Kourou: The launch of the European Space Agency's JUICE mission to Jupiter's icy moons was postponed on Thursday for 24 hours due to bad weather, according to contractor Arianespace.

As lightning threatened, the delay was announced to the Jupiter control room in Kourou just minutes before the planned lift-off at 1215 GMT, as many people, including Belgium's King Philippe, were ready to watch the launch.

A few kilometres away, the Ariane 5 rocket was on its launch pad, prepared to blast off with its payload, the JUpiter ICy Moons Explorer (JUICE).

The next attempt will now take place within 30 seconds of the same time on Friday, the European Space Agency said.

The unmanned, six-tonne spacecraft aims to embark on an eight-year journey through the Solar System to discover whether Jupiter's icy moons are capable of hosting extraterrestrial life in their vast, hidden oceans.

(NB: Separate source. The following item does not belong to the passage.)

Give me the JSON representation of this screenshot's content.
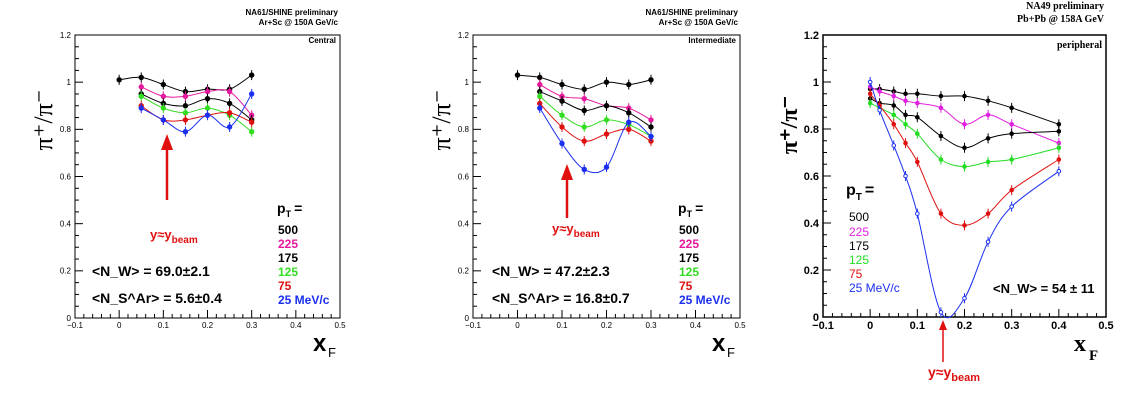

The mission will mark the first time Europe has sent a spacecraft into the outer Solar System, beyond Mars.

The launch of the 1.6 billion-euro ($1.7 billion) mission comes during a crisis for European space efforts, after Russia pulled its Soyuz rockets in response to sanctions over the war in Ukraine.

Combined with repeated delays to the next generation Ariane 6 rockets and the failure of Vega-C's first commercial flight last year, Europe is struggling to launch its missions into space.

Thursday will mark the penultimate launch for Ariane 5 before it is replaced by the Ariane 6.